Rowing Has Given
Purpose and Passion To My Life
By Jeffrey M. Bowen
Rowing your boat gently down the stream, merrily finding
that life is but a dream, suggests that oars offer lessons about life as much as
propulsion. I have learned that pulling your weight by
rowing is truly one of the best ways to go.
Motor craft make a racket, and you cannot always count on sails to move
your boat.
As a kid I used to spend summer vacation time on Chebeague Island
in Maine
where fishing boats had to be moored offshore so they wouldn’t go aground on
low tide. Getting out to the anchored
boat required rowing there in a dinghy.
My dad knew it would benefit him to teach me to master the oars at an
early age.
I loved it and
learned to pull forward, push backward, and even pull one oar and push the
other to turn around. Later I earned a
Boy Scout merit badge by learning how to paddle a canoe every which way, and
how to scull from the stern when you had only one oar. Out on the water, urgent paddling and sculling
became necessary when my dad’s outboard motor died, which it frequently did.
On Lake Winnipesaukee in New Hampshire , Harvard and Yale reportedly
rowed against each other 1853. This was one
of the earliest American intercollegiate crew races of its kind. Nearby, more than a century later, I too
became fascinated by an amazing craft designed for competition and speed.
My brother-in-law purchased a used single shell from Harvard
and launched it at the family’s Lake
Winnesquam cottage. Constructed of beautifully varnished laminated
wood, the craft acted like a slippery knitting needle in the water. Your seat moved on a track as you stroked
with your arms and pushed with your legs.

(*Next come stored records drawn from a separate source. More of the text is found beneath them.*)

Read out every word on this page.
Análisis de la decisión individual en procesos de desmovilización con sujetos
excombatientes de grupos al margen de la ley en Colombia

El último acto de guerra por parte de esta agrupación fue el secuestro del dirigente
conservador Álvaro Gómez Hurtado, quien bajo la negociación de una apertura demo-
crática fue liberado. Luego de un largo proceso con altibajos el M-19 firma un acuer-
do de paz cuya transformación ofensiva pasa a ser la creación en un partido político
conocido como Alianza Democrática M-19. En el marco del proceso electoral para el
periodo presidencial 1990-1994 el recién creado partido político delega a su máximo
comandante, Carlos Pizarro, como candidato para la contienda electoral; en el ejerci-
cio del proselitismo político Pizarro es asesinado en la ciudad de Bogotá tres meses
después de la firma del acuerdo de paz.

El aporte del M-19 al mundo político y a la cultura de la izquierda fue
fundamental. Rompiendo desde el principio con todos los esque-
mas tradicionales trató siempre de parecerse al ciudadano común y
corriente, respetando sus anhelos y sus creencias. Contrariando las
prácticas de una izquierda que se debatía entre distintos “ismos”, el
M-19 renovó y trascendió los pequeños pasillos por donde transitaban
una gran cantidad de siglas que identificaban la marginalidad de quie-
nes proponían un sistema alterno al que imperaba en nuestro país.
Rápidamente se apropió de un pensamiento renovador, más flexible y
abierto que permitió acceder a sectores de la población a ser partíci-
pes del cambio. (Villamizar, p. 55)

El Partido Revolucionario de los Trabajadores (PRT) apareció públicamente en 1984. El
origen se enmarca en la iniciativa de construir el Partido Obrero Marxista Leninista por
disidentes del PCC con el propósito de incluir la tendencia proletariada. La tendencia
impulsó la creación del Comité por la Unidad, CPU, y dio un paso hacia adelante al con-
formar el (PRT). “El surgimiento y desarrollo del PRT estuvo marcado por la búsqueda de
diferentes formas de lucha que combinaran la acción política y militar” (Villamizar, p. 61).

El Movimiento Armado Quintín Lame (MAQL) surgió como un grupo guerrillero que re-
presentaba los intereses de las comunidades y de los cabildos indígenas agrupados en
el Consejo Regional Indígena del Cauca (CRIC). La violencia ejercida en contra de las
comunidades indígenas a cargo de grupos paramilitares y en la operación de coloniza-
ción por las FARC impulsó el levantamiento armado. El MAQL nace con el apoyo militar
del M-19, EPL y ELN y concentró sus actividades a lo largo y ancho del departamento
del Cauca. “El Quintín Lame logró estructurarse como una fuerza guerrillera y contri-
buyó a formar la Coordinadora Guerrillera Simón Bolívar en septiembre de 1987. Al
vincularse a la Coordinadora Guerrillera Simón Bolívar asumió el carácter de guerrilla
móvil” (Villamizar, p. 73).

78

I had to learn certain things fast. First, to avoid tipping over, hold the oars
locked together and submerged while you inch into the tipsy craft; second, pull
the oars evenly or you will catch a crab – that is, catch one oar in the water
and get punched in the stomach with its handle; third, feather the oars, which
means rotate the oars flat when you pull them out of the water to reduce wind
resistance. Finally, it helps to have
calm water and about half a mile to turn around.

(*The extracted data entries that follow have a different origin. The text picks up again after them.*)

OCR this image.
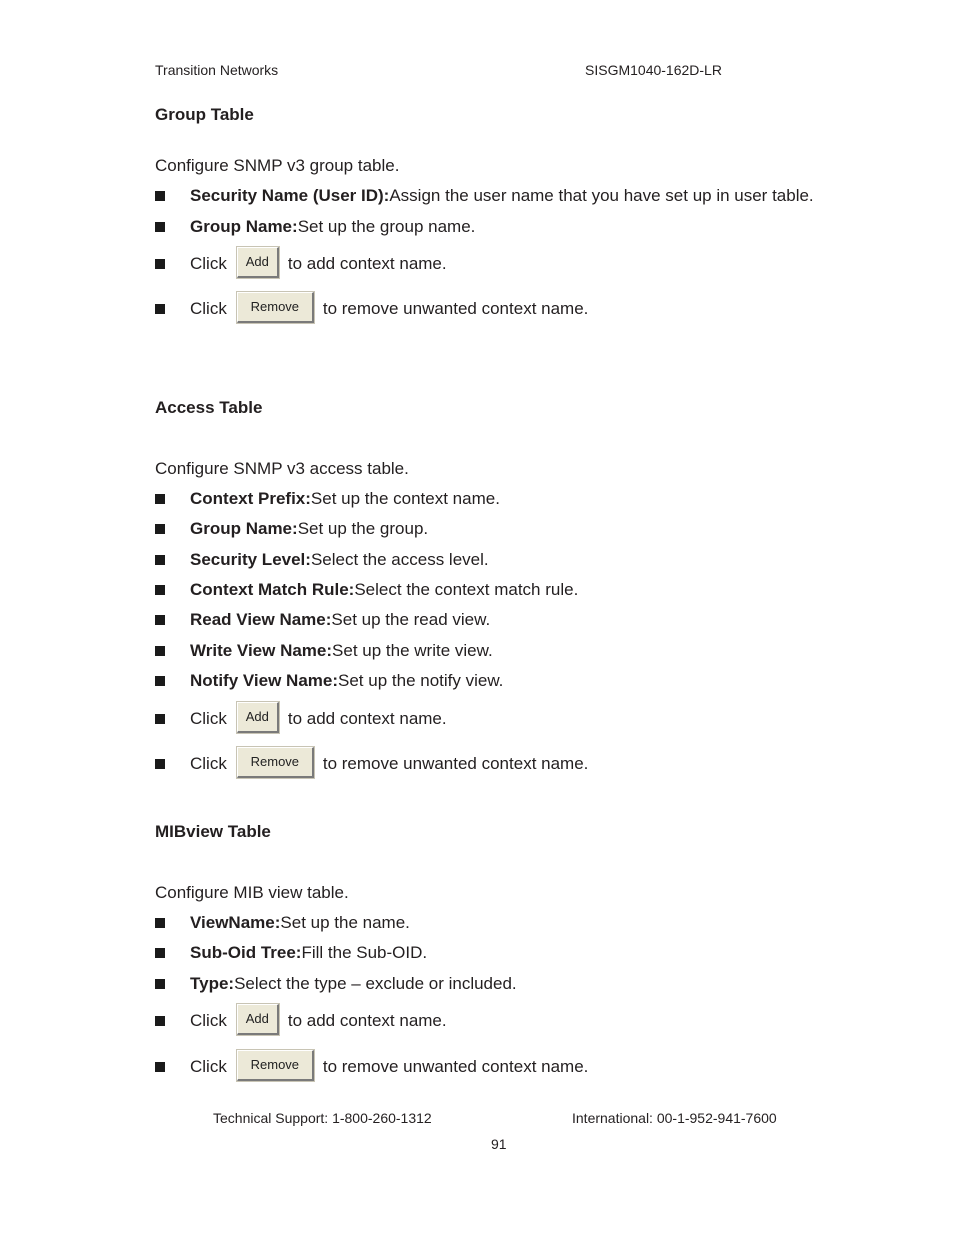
Transition Networks	SISGM1040-162D-LR
Group Table
Configure SNMP v3 group table.
Security Name (User ID): Assign the user name that you have set up in user table.
Group Name: Set up the group name.
Click	Add	to add context name.
Click	Remove	to remove unwanted context name.
Access Table
Configure SNMP v3 access table.
Context Prefix: Set up the context name.
Group Name: Set up the group.
Security Level: Select the access level.
Context Match Rule: Select the context match rule.
Read View Name: Set up the read view.
Write View Name: Set up the write view.
Notify View Name: Set up the notify view.
Click	Add	to add context name.
Click	Remove	to remove unwanted context name.
MIBview Table
Configure MIB view table.
ViewName: Set up the name.
Sub-Oid Tree: Fill the Sub-OID.
Type: Select the type – exclude or included.
Click	Add	to add context name.
Click	Remove	to remove unwanted context name.
Technical Support: 1-800-260-1312	International: 00-1-952-941-7600
91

The rhythm of quietly shooting across the water while
stretching every muscle created an indelible memory. When a whole team of eight rowers achieves
the coordination and power to move their craft in flawless synchrony, it
becomes a heavenly experience. Legendary
shell builder George Pocock described team rowing as “a symphony in motion. It
touches…your soul.”
My son experienced this sort of passion in the 1990s on crew
at Marist College
in Poughkeepsie . He also discovered the agony of
training. Hours were spent on a rowing
machine called an ergometer. I was
reminded of this recently when the Buffalo News described an “ergatta” in which
athletes competed on ergometers at the West Side Rowing Club while their rates
were measured by computer.
Meanwhile, I keep in shape on a more traditional rowing
machine. To date I have pulled more than
50,000 strokes. Although I have never
moved forward an inch, I daydream about rowing on Lake Winnesquam . Often the dream is not about racing shells,
but about the night I rowed my girlfriend out on the lake under a canopy of
stars, and told her why it was the perfect time to kiss me. She agreed.
Many years later, we are still rowing gently downstream.